Prop Religion

One of Mandias' muses in an abandoned Catholic church

I've heard the idea before that the only thing worse than a person who calls himself “religious” is a person who calls himself “spiritual,” and I agree with it to a great extent, even though if given a choice between those two options, I would definitely have to go with “spiritual” to describe myself.

I occasionally hear about someone going somewhere like the Wailing Wall in Jerusalem, pressing their hands against the stone, and then talking about the sacred feeling that they get of being connected to the billions of people who have been there before them, but that always leaves me wondering.
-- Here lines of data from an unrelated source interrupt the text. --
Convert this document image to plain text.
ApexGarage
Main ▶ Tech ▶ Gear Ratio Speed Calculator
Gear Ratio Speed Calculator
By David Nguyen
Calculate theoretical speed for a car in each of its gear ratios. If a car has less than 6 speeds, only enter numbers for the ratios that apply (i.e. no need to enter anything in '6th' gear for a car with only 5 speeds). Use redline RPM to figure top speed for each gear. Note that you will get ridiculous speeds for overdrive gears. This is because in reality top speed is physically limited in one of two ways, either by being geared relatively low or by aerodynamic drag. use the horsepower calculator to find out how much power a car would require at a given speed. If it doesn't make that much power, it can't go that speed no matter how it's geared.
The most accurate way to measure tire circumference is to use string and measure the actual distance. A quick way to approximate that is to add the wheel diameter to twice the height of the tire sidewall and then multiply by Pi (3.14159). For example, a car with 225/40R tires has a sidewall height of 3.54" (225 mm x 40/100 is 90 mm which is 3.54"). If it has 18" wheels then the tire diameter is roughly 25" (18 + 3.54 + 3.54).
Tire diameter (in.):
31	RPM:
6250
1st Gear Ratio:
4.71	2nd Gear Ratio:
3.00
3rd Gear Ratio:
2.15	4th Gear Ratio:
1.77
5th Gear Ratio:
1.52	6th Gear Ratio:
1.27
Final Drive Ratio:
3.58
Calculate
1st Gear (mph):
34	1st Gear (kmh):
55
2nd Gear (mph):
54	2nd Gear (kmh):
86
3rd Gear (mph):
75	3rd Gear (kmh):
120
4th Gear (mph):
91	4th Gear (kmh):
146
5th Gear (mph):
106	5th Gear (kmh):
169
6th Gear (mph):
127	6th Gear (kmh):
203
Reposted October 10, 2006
I understand the feeling completely, but the thing is, I get it all the time – when I’m stuck in traffic, waiting in a doctor’s office, or wandering around a festival with my adopted Juggalo family...  even when I’m exploring an abandoned building, knowing that it was once full of life. That is an essential feature of humanity to me… the shared experiences, both mundane and exceptional, that make up our lives and give them their flavor. I don’t understand why people need a religious monument to bring it out of them. It’s everywhere, all of the time. That’s a core part of the spirituality that I feel in my life.

A chalice made in a kids' religious class

And that got me wondering about all of the aspects of “religion;” the prayers, the rituals and services, the decorations. Those things seem to just be props that people need to give shape to their inherent human spirituality. Props to hold on to. Props to gather around… and imagine that they are actually imbuing them with the sacredness which really comes from inside all of us.

Mennonite women watching snake wranglers

I've been a part of a religious community before, and I get it (although I would really only show up when the needle was swinging way over to the community side as opposed to the religious side). They can provide solace and warmth. They can provide real human interaction and brotherhood. Most profoundly, they can provide a true bonding experience. All of that is important, but religions are held together by the artificial props of dogma and ceremony, which people use to drape their spirituality across. Different props shape religions differently, but all of it is there just to prop up the people who can’t seem to find the goodness and sacred humanity inside themselves.